Although providers in our sample viewed information regarding patients’ housing instability as directly applicable to their clinical care, there was disagreement regarding who was best equipped to conduct the screening. In addition, while providers shared many commonalities in terms of their practices and views, our analysis revealed some differences between the experiences and perspectives of providers in specialty clinics (i.e., women’s health, H-PACT, geriatrics, and psychiatry) compared with those working in a general primary care setting. One reason for this difference may have been the difficulty primary care providers faced in adding one more screening reminder to an already busy visit. The US Preventive Services Task Force (USPSTF) recommends approximately 30 screenings to be conducted during primary care visits, to which adding additional screening questions is perceived as burdensome.23 This difference is also likely attributed to the resource distribution in terms of time available for an appointment in some of the specialty clinics, as well as greater availability of social work staff support. Thus, there is likely a role to have screenings for housing stability and other social determinants of health be performed by an interdisciplinary team, with findings relayed to the provider.
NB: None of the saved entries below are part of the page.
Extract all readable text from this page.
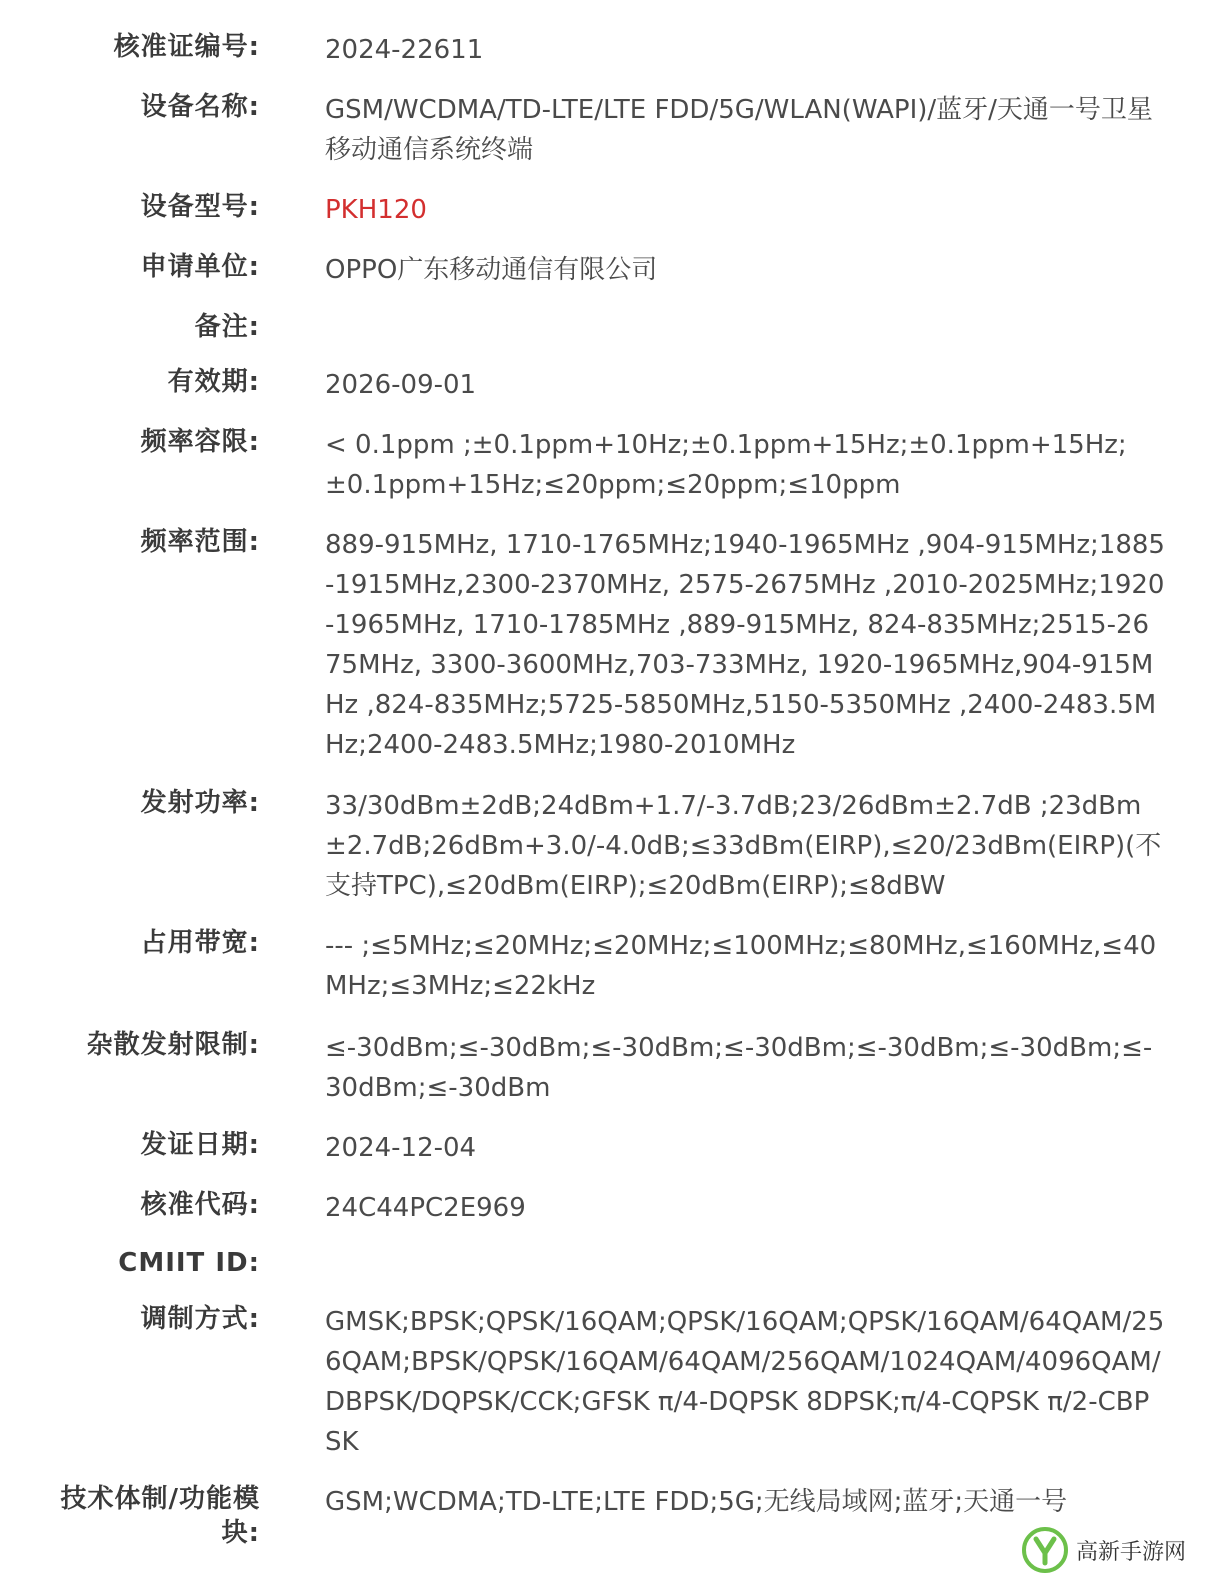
核准证编号:	2024-22611
设备名称:	GSM/WCDMA/TD-LTE/LTE FDD/5G/WLAN(WAPI)/蓝牙/天通一号卫星移动通信系统终端
设备型号:	PKH120
申请单位:	OPPO广东移动通信有限公司
备注:
有效期:	2026-09-01
频率容限:	< 0.1ppm ;±0.1ppm+10Hz;±0.1ppm+15Hz;±0.1ppm+15Hz;±0.1ppm+15Hz;≤20ppm;≤20ppm;≤10ppm
频率范围:	889-915MHz, 1710-1765MHz;1940-1965MHz ,904-915MHz;1885-1915MHz,2300-2370MHz, 2575-2675MHz ,2010-2025MHz;1920-1965MHz, 1710-1785MHz ,889-915MHz, 824-835MHz;2515-2675MHz, 3300-3600MHz,703-733MHz, 1920-1965MHz,904-915MHz ,824-835MHz;5725-5850MHz,5150-5350MHz ,2400-2483.5MHz;2400-2483.5MHz;1980-2010MHz
发射功率:	33/30dBm±2dB;24dBm+1.7/-3.7dB;23/26dBm±2.7dB ;23dBm±2.7dB;26dBm+3.0/-4.0dB;≤33dBm(EIRP),≤20/23dBm(EIRP)(不支持TPC),≤20dBm(EIRP);≤20dBm(EIRP);≤8dBW
占用带宽:	--- ;≤5MHz;≤20MHz;≤20MHz;≤100MHz;≤80MHz,≤160MHz,≤40MHz;≤3MHz;≤22kHz
杂散发射限制:	≤-30dBm;≤-30dBm;≤-30dBm;≤-30dBm;≤-30dBm;≤-30dBm;≤-30dBm;≤-30dBm
发证日期:	2024-12-04
核准代码:	24C44PC2E969
CMIIT ID:
调制方式:	GMSK;BPSK;QPSK/16QAM;QPSK/16QAM;QPSK/16QAM/64QAM/256QAM;BPSK/QPSK/16QAM/64QAM/256QAM/1024QAM/4096QAM/DBPSK/DQPSK/CCK;GFSK π/4-DQPSK 8DPSK;π/4-CQPSK π/2-CBPSK
技术体制/功能模块:
GSM;WCDMA;TD-LTE;LTE FDD;5G;无线局域网;蓝牙;天通一号
高新手游网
This study was conducted at a single VAMC; as a result, it is a small sample of providers in a single region. Additionally, this study only included providers who had experience with multiple positive screens, and as a result may not reflect the perspectives of providers who had not administered the reminder or received positive screens. Additionally, participants’ responses may have been influenced by social desirability, although this potential bias was minimized by using well-established techniques, including establishing rapport, ensuring confidentiality, asking open-ended questions, and encouraging participants to provide examples.

Despite its limitations, our study provides novel insight into how providers ask about housing status and how information about patients’ housing instability may shape plans of care. This study raises questions for future exploration, particularly regarding the implementation of different strategies for screening for housing instability in primary care—including who should conduct the screen and the best ways to respond to positive screens—as well as how to address housing status in health systems where additional resources may not be available. Our findings suggest that even in settings without housing-related resources, asking about housing status and risk of instability are important to clinical care, and may be integrated into the visit by a team member other than the clinical provider. As above, training clinicians to integrate this into their social history and providing additional clinical resources and support staff in the form of social workers are possible mechanisms to make the assessment of housing instability more routine. Although focused within the VA, with integrated service provision, findings on the impact of an embedded screening for identifying and understanding patient housing status may be applicable to other health systems looking to expand attention to social determinants of health such as housing instability.